2021-06-12 17:35:43 INFO: Using CoreNLP default properties for: spanish.  Make sure to have spanish models jar (available for download here: https://stanfordnlp.github.io/CoreNLP/) in CLASSPATH
2021-06-12 17:35:46 INFO: Starting server with command: java -Xmx5G -cp C:/Users/rsss9/stanza_corenlp/* edu.stanford.nlp.pipeline.StanfordCoreNLPServer -port 9000 -timeout 30000 -threads 5 -maxCharLength 100000 -quiet False -serverProperties spanish -annotators depparse -preload -outputFormat serialized


#### Build Feature Matrices

In [4]:
training_data = defaultdict(list)
for ex in tqdm(train, desc="Building Training Data", dynamic_ncols=True):
    training_data["preprocessed_text"].append(pipe.preprocess(ex["content"]))
    features = pipe.feature_extractor()
    for k, v in features.items():
        training_data[k].append(v)
    training_data["level"].append(ex["level"])

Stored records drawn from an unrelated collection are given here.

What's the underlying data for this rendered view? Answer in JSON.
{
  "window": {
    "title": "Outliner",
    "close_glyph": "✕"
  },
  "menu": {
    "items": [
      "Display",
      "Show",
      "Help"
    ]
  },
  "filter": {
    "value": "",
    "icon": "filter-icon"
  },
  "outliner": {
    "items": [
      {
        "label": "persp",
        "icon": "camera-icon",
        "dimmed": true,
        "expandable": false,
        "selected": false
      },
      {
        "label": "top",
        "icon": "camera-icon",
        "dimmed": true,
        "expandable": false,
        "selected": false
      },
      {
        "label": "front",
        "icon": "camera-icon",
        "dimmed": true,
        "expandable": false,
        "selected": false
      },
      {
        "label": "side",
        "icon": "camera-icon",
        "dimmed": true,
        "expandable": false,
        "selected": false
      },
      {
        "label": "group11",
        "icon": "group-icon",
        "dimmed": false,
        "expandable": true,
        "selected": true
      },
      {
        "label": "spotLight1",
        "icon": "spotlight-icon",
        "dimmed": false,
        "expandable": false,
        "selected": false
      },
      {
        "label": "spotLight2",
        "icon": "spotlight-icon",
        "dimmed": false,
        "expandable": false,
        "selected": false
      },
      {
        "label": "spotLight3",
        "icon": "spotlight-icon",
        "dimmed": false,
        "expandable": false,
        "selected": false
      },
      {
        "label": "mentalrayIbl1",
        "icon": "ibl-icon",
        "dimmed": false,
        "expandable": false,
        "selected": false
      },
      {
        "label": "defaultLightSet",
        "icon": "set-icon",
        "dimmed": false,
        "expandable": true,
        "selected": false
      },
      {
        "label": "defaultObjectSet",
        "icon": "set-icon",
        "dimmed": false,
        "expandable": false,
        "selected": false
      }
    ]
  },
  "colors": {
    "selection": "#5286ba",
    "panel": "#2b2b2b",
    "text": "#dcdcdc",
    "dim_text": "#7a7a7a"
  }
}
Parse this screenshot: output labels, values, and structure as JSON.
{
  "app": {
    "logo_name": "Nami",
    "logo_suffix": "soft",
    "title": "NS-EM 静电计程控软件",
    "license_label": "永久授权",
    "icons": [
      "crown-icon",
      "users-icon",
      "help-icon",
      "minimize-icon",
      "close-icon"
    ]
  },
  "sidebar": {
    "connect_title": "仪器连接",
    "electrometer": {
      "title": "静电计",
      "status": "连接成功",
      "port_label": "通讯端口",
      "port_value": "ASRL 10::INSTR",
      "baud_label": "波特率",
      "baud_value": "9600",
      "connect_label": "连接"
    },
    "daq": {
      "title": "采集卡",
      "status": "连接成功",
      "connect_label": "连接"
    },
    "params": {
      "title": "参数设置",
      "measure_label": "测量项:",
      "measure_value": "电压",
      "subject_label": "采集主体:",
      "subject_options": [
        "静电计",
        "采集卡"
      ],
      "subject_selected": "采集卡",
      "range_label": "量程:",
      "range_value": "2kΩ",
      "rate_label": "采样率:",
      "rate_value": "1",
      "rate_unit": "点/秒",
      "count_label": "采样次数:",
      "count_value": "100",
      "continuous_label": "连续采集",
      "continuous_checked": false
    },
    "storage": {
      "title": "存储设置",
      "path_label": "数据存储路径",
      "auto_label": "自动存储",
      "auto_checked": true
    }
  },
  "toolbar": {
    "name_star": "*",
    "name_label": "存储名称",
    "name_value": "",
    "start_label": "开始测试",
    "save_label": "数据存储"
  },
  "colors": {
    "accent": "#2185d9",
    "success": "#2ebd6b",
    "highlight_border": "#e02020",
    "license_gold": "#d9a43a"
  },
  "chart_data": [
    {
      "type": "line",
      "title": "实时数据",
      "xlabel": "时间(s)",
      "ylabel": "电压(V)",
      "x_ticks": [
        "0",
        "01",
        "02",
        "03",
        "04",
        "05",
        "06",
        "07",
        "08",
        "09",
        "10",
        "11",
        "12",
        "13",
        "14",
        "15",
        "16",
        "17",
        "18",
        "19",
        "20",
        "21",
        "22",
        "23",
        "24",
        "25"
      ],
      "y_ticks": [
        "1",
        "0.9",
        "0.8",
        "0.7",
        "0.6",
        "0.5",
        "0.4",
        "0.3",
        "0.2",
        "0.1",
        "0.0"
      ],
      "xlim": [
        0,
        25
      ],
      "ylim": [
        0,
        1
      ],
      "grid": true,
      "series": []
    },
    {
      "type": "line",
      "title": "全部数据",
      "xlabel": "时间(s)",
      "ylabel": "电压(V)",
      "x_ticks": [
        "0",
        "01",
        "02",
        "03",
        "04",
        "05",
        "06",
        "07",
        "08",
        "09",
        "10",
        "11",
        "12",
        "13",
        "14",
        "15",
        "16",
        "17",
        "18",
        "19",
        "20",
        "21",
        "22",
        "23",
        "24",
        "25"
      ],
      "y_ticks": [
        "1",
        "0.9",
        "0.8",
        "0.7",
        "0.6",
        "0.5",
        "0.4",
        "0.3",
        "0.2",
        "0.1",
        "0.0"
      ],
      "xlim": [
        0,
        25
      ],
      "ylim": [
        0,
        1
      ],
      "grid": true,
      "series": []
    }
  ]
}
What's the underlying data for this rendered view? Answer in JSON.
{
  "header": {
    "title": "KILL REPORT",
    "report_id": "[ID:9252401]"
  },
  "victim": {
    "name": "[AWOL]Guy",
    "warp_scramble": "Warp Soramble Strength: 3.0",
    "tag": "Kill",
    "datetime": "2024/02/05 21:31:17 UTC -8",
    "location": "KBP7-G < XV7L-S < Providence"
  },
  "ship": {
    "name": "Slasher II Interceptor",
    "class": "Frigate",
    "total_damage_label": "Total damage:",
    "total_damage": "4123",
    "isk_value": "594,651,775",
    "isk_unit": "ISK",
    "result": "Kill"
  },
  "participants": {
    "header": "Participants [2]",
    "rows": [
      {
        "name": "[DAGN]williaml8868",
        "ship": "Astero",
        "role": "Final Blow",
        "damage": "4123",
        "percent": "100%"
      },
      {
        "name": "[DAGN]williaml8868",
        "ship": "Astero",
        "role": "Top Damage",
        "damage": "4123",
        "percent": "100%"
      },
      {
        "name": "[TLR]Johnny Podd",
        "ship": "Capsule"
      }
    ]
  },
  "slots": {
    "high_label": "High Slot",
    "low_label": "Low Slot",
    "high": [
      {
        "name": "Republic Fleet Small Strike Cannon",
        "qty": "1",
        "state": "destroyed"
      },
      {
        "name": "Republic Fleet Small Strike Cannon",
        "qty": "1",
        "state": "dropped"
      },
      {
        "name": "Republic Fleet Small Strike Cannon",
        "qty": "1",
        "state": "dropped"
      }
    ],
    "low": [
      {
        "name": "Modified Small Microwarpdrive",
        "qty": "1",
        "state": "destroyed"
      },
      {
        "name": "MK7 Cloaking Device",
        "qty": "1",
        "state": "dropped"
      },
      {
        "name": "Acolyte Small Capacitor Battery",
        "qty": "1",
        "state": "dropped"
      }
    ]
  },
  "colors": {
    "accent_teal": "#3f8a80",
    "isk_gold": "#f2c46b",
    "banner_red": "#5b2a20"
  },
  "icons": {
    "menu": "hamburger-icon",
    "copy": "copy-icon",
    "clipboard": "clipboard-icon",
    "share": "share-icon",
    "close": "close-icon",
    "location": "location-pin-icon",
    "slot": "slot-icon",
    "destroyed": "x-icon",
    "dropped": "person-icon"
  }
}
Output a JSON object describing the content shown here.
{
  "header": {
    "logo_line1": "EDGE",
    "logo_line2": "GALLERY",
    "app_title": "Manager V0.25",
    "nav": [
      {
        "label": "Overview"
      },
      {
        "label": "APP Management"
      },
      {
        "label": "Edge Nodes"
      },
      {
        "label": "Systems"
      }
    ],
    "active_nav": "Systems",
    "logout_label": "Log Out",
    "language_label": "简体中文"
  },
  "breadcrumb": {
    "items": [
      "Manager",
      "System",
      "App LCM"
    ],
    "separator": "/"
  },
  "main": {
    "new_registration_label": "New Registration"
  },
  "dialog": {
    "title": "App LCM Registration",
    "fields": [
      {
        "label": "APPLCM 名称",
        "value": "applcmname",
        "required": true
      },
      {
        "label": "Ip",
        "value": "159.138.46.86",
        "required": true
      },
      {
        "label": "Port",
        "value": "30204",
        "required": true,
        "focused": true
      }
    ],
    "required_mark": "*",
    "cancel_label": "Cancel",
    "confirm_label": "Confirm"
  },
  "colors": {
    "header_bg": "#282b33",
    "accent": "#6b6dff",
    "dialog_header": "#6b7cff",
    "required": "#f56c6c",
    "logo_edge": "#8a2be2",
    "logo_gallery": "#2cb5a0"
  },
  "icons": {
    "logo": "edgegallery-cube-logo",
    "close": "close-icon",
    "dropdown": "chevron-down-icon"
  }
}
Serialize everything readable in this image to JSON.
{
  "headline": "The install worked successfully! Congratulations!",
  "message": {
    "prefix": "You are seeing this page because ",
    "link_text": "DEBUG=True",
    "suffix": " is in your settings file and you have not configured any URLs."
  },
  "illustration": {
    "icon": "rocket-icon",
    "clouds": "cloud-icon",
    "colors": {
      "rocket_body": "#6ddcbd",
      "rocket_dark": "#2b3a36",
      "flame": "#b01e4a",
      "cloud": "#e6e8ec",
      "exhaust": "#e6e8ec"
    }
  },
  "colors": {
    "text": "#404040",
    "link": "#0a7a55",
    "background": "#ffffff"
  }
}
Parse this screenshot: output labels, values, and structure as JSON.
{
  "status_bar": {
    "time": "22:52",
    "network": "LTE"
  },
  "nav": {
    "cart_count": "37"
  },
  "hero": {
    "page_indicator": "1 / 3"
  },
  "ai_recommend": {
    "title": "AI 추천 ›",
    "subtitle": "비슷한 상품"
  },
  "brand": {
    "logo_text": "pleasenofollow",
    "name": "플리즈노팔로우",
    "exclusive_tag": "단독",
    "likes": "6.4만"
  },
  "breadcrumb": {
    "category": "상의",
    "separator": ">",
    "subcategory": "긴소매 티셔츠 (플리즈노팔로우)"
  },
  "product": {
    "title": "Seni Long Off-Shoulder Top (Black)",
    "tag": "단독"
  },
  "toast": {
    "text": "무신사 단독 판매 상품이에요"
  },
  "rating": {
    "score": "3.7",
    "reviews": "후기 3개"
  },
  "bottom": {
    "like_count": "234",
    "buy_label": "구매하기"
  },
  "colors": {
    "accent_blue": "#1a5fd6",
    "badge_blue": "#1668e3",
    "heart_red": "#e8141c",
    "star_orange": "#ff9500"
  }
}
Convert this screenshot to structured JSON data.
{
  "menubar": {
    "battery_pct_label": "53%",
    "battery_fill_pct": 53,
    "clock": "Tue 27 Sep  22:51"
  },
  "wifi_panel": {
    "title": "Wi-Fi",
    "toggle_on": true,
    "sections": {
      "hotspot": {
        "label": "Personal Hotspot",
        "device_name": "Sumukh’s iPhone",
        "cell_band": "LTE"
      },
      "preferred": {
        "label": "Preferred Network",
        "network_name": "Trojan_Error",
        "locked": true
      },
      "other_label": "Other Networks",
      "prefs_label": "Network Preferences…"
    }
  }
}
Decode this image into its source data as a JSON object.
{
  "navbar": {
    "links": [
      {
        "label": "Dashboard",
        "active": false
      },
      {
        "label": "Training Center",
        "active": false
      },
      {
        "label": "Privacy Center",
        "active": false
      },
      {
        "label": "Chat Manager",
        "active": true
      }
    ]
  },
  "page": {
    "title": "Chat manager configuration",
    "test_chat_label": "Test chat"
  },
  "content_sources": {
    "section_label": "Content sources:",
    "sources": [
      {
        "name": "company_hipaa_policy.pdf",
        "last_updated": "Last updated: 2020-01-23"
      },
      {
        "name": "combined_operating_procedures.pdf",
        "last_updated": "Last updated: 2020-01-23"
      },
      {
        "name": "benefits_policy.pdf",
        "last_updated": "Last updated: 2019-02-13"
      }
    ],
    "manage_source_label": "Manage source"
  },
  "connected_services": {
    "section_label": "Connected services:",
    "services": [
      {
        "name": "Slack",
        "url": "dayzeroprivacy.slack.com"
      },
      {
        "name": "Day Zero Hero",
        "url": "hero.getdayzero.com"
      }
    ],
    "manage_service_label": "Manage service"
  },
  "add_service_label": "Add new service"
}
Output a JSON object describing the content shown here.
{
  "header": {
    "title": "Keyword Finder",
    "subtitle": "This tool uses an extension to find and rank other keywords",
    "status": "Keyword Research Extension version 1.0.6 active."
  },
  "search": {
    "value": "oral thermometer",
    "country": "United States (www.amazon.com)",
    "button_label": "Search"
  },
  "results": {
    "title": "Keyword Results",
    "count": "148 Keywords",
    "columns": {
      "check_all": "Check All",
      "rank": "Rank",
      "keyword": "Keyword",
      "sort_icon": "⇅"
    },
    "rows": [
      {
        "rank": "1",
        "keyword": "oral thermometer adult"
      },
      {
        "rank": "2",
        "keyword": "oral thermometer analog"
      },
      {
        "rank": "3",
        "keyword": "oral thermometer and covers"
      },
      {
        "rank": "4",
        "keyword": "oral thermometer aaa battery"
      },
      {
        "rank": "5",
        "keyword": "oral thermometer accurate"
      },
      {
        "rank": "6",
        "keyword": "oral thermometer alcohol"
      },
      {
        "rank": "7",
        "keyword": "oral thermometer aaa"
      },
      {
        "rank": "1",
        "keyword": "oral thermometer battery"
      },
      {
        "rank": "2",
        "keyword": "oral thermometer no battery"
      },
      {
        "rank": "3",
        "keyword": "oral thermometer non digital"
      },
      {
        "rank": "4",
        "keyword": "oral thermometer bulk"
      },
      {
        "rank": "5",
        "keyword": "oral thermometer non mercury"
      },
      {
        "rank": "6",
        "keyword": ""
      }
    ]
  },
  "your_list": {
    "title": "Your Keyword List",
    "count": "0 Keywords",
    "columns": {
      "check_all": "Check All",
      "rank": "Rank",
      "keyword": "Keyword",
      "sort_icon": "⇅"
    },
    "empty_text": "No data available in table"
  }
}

Building Training Data: 100%|████████████████████████████████████████████| 257/257 [14:17<00:00,  3.34s/it]


In [5]:
validation_data = defaultdict(list)
for ex in tqdm(val, desc="Building Validation Data", dynamic_ncols=True):
    validation_data["preprocessed_text"].append(pipe.preprocess(ex["content"]))
    features = pipe.feature_extractor()
    for k, v in features.items():
        validation_data[k].append(v)
    validation_data["level"].append(ex["level"])

Building Validation Data: 100%|████████████████████████████████████████████| 32/32 [01:37<00:00,  3.03s/it]


In [6]:
testing_data = defaultdict(list)
for ex in tqdm(test, desc="Building Testing Data", dynamic_ncols=True):
    testing_data["preprocessed_text"].append(pipe.preprocess(ex["content"]))
    features = pipe.feature_extractor()
    for k, v in features.items():
        testing_data[k].append(v)
    testing_data["level"].append(ex["level"])

Building Testing Data: 100%|███████████████████████████████████████████████| 32/32 [01:36<00:00,  3.00s/it]


#### Stop CoreNLP client

In [7]:
pipe.corenlp_client.stop()

#### Writing Feature Matrices to File

In [8]:
with open("../data/train_features.json", "w", encoding="utf-8") as fout:
    json.dump(training_data, fout)

In [9]:
with open("../data/val_features.json", "w", encoding="utf-8") as fout:
    json.dump(validation_data, fout)

In [10]:
with open("../data/test_features.json", "w", encoding="utf-8") as fout:
    json.dump(testing_data, fout)